I’ve learned the whole way through that I need to stay physically close to my kids. When they were younger, if they fell over I needed to be near to pick them up. I need to stay close now, too. If my son needs help eating or turning or whatever, I need to be the physical extension of his body in many ways. So I’m not going to fight that and I’m not going to pretend that somehow I don’t need to be close by when I’m his caregiver.


The Family Unit

I think we need a new definition of what a family system looks like when there’s severe disability involved – at least physical disability.

I know when my sons were first diagnosed, we were given these terrible statistics of what things would look like: parents divorced so often and we really needed to put enough time into date night. And you know the bejesus was scared out of us about all the terrible things that could happen.

Honestly, I think we tried to heed that advice for a while, but slowly we kind of morphed into what was needed. Our family is much more of a cohesive unit, so when something comes along – like Valentine’s Day just happened. Valentine’s Day is not a romantic holiday between my husband and I. It’s a family holiday that we celebrate between all of us and our pets. It’s a family affair.

We do things collectively as a family, much more beyond any of my other non Duchenne friends. We just do things collectively and it’s not bad. I like it.


Community

So I think I first started to think about this idea when my kids were younger and I was trying to think of reasons to not stand out too much, but to stay close enough for the needs that I knew they had.

So I would do things like volunteer at Field Day. You know when there is a good chance that one of my kids might tire out, but I could sort of look like the other volunteers. Or my husband would volunteer at scouts, you know? So we we sort of look like volunteers, but we were just in the vicinity of our kids because we knew that they would need extra help. And we would blend.

I think we’ve been taught that somehow that’s not OK or that that’s wrong or that you’re again supposed to be autonomous. But when that can’t be autonomous and you recognize that you can’t be autonomous, why not buck the model?

You know, this coming weekend, we have some friends coming over. The parents and their college age son and us and my teenage son and my college age son, we’re getting together to play games. That’s not typical in our society. You know, typically college age kids don’t want to hang out with their parents, but we don’t care. We’re doing it because it’s fun. We’re doing it because my kids need that help and we’re doing it because we like each other.
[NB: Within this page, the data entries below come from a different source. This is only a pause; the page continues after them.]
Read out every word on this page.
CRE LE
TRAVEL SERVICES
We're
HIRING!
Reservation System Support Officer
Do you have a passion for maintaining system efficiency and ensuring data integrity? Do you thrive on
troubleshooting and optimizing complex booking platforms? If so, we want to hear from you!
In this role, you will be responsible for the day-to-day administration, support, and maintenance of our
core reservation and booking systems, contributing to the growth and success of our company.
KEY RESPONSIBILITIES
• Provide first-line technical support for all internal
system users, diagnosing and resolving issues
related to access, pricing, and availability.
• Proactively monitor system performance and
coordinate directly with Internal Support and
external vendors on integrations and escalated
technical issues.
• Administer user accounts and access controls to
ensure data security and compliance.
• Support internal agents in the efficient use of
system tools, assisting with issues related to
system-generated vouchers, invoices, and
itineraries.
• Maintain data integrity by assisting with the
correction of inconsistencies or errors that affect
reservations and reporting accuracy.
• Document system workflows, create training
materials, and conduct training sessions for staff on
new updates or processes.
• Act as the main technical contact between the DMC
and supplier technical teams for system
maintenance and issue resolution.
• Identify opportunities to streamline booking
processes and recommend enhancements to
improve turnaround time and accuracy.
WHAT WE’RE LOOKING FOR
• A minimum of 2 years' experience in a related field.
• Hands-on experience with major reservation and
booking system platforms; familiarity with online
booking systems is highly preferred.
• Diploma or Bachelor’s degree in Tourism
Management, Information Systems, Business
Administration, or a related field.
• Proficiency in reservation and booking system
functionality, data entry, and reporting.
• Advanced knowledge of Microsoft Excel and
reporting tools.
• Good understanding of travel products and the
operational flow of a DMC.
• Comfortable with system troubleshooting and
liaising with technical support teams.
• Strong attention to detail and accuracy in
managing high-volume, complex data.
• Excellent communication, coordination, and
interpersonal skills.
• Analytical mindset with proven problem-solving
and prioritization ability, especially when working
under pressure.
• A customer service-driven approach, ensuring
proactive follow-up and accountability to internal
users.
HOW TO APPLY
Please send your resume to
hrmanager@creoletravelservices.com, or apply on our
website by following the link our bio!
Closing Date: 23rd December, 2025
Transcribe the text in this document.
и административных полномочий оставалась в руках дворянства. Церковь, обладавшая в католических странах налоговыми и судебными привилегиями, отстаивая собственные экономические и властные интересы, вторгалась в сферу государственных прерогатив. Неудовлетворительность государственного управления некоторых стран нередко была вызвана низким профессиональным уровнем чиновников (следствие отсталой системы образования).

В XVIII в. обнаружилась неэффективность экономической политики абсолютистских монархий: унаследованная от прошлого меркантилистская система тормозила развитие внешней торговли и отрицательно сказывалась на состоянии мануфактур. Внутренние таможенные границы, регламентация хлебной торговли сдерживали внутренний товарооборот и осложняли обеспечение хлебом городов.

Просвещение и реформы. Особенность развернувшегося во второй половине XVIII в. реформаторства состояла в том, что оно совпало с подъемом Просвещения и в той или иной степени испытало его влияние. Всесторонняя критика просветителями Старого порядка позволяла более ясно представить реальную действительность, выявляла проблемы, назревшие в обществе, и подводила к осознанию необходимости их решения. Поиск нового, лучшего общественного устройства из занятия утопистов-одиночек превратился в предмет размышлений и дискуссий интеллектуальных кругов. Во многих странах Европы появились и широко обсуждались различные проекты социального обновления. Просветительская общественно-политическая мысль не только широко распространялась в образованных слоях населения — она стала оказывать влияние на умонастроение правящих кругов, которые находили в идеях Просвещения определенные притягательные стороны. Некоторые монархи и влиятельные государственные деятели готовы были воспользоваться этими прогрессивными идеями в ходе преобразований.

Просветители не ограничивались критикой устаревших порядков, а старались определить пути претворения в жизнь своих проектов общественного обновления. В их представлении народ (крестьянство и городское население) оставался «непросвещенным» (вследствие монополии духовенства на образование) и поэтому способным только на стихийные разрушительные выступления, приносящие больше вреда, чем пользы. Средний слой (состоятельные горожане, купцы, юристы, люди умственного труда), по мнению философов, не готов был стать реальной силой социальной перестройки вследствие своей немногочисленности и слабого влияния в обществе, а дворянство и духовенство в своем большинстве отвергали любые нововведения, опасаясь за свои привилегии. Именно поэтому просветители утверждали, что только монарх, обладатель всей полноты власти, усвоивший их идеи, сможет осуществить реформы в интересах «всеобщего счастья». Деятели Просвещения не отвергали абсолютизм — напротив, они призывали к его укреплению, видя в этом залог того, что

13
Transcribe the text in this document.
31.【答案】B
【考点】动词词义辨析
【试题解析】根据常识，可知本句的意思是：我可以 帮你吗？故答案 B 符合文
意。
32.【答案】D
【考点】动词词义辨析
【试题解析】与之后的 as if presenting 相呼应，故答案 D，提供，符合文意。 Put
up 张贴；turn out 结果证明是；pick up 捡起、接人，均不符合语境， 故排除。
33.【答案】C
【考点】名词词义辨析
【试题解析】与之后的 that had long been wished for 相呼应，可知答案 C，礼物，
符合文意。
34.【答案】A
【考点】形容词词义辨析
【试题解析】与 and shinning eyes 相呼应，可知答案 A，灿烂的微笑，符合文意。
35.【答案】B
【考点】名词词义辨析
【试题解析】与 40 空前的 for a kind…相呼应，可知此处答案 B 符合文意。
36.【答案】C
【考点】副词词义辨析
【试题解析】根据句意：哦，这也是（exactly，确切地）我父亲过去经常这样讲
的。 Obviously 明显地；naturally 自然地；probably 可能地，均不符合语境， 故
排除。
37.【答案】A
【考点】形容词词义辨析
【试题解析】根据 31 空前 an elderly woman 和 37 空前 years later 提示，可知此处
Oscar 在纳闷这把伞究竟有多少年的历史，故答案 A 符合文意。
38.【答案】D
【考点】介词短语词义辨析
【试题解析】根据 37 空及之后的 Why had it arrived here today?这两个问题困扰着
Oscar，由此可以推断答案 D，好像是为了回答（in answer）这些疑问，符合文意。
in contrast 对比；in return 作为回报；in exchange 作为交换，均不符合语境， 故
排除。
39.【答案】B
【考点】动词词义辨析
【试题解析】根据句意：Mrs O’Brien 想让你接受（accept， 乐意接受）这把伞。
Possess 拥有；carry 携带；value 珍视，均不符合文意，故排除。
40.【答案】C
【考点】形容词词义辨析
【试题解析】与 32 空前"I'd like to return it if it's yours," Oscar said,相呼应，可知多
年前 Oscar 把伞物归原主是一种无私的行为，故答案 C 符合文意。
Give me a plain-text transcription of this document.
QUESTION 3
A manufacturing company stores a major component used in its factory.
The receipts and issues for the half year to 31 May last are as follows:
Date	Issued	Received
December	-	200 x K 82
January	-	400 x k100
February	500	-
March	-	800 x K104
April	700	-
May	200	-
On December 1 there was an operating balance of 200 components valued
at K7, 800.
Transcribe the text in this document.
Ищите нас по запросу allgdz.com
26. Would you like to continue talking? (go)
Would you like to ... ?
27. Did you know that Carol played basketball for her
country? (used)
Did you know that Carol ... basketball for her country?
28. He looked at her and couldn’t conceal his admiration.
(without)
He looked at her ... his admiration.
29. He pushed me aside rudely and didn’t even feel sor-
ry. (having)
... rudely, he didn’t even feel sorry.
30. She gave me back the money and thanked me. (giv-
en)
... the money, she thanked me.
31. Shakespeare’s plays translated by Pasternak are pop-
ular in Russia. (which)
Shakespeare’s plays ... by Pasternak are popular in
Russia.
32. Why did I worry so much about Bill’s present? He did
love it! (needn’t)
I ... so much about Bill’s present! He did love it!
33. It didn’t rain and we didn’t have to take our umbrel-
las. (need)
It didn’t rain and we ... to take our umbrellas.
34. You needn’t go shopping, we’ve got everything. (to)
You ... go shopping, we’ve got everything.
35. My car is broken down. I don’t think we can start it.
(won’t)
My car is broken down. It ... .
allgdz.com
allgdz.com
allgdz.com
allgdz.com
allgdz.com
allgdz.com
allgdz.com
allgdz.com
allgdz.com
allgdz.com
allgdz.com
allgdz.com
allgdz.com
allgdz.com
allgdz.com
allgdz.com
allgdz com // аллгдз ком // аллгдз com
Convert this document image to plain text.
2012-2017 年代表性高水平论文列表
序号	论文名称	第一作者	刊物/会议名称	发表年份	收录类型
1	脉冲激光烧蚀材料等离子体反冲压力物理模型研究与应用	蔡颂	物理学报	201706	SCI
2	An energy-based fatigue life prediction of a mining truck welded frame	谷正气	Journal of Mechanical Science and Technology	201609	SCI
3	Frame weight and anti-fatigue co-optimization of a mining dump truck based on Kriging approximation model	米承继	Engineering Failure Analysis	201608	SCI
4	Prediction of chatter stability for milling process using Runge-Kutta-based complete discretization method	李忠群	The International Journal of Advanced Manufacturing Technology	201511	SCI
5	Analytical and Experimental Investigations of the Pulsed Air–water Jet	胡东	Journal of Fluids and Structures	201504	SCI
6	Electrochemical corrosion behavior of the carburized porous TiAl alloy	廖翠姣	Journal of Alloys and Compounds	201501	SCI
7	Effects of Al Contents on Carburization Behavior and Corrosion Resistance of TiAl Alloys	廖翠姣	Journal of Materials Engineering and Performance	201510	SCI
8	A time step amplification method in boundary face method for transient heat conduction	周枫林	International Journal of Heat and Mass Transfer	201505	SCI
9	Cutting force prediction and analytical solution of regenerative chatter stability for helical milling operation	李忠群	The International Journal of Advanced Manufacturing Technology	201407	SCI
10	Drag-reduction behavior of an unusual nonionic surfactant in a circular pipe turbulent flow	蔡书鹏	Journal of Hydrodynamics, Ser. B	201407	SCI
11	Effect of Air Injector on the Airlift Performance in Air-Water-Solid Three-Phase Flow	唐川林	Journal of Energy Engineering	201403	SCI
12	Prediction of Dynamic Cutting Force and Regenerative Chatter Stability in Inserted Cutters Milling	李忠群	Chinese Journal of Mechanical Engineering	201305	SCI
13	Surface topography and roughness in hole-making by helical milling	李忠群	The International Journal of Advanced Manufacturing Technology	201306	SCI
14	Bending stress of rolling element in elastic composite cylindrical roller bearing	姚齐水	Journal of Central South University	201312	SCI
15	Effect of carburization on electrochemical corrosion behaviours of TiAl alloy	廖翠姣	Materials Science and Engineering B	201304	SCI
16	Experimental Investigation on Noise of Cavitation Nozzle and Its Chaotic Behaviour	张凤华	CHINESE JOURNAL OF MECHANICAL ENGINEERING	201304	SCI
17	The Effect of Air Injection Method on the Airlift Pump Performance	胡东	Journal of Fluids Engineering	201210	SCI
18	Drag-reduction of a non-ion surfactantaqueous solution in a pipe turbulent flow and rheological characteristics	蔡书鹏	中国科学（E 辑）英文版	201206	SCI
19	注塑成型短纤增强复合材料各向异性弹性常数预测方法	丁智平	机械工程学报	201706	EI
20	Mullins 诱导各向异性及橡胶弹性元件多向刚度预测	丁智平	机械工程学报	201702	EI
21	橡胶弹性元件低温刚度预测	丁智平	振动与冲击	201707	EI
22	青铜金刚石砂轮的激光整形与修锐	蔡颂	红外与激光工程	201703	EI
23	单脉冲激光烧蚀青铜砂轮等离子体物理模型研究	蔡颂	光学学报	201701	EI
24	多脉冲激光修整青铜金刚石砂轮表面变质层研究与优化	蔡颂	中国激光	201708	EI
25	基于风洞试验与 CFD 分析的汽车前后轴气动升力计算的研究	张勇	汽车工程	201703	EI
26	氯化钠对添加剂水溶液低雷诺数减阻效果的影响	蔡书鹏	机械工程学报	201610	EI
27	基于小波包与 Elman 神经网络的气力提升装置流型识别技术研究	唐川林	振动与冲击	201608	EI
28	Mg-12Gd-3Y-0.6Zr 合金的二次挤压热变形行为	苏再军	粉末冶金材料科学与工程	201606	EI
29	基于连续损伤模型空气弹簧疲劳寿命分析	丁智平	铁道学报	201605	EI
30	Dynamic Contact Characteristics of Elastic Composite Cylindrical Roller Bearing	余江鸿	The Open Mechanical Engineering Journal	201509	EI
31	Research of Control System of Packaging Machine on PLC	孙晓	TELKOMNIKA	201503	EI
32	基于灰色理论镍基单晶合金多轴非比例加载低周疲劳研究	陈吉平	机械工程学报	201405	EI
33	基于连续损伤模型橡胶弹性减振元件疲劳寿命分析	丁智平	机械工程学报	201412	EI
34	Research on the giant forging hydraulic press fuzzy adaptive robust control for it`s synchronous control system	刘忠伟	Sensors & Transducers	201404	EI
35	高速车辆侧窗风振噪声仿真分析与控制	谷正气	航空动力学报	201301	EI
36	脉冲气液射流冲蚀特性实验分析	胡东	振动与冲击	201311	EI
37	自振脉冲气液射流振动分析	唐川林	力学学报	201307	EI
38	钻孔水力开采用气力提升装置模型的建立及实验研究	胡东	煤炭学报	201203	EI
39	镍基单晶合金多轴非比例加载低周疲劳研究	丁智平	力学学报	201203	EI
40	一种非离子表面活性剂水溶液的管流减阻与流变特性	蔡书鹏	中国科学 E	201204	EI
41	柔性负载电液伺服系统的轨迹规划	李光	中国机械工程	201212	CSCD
I saw my husband do this in an interesting way, when we were at the hospital for clinic the other day. We were talking to our neurologist, who we know really well, just because we’ve seen her for 10 years or whatever. And he said to her, “Hey, Doc, how’s your family?”

And I thought that was so interesting because he was not just referring to her as our neurologist. He sees her as somebody beyond a neurologist. He cares about her beyond just what she’s going to do for our boy.

That’s a great example of this idea that we are all interdependent, we’re always building community around us and we’re interdependent within our community.